Audio guide LIST
下山の道
キム・ウンジン(Kim Eunjin)
この空間では、螺鈿(らでん)、黒いスレート(粘板岩)、そして東アジア絵画に由来する顔料といった伝統的な素材を用い、独自の視覚言語を展開してきたアーティスト、キム・ウンジンの作品を紹介します。

彼女の制作は、光と影、装飾と象徴のあいだを往還しながら、感覚的に豊かでありながら概念的にも深みのある作品を生み出しています。

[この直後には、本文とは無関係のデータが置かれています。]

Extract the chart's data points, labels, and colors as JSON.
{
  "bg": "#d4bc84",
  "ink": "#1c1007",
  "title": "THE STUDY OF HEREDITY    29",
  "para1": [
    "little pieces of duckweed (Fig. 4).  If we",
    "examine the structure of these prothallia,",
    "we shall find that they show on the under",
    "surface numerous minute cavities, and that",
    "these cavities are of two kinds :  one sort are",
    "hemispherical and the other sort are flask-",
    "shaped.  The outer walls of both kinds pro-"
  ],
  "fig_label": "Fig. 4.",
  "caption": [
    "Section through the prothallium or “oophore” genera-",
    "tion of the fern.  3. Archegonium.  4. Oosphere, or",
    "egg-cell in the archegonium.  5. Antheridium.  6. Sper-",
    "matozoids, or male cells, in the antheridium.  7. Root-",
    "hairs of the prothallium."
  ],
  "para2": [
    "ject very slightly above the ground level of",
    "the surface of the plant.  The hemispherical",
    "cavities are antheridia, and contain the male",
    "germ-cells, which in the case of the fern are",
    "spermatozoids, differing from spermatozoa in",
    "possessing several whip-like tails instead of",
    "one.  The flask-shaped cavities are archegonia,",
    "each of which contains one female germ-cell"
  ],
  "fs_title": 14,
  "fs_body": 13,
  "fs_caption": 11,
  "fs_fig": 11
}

本展で最も印象的なのは、屏風形式の大作《Seat of God: A Sea of People(神の座:人々の海)》です。幻想的なこの画面には、奇妙な人物や動物、寓意的な場面がひしめき合っています。一見するとユーモラスで遊び心に満ちたように見えますが、その背景には不安、孤独、混沌といった深層的な感情が静かに流れています。

この人口密度の高い夢幻的ヴィジョンを通して、キムは神なき時代における信仰、集団心理、人間の欲望について鋭い省察を提示しています。

続く《Vivid Moments》シリーズでは、済州島の火山岩とその地形からインスピレーションを得ています。

螺鈿のかけらが、ほとんど単色の沈黙した画面の中でかすかに輝きます。大地が圧力の下で静かに耐えてきた記憶が、鉱物的な質感を通して立ち現れます。

最後の作品《The Path Down(下り道)》では、山のようにそびえる形が中心に描かれています。しかし、この形は地質からではなく、ある高齢女性の白髪頭部から着想を得たものです。

老いた女性の身体を荘厳な風景として再構築することで、キムは社会の中で見過ごされがちな存在に光を当て、螺鈿の虹彩を通して、力強さ、優しさ、そして静かな抵抗を可視化しています。

キム・ウンジンの作品は、単なる装飾ではありません。そこには光と闇、神話と現実、傷とユーモアが交錯する物語的なフィールドが広がっています。

この空間をゆっくりと歩く中で、鑑賞者は表層の精緻な質感だけでなく、その奥にある感情的・象徴的な風景と出会うことになるでしょう。そこには、もしかすると、あなた自身の内なる風景が静かに映し出されているかもしれません。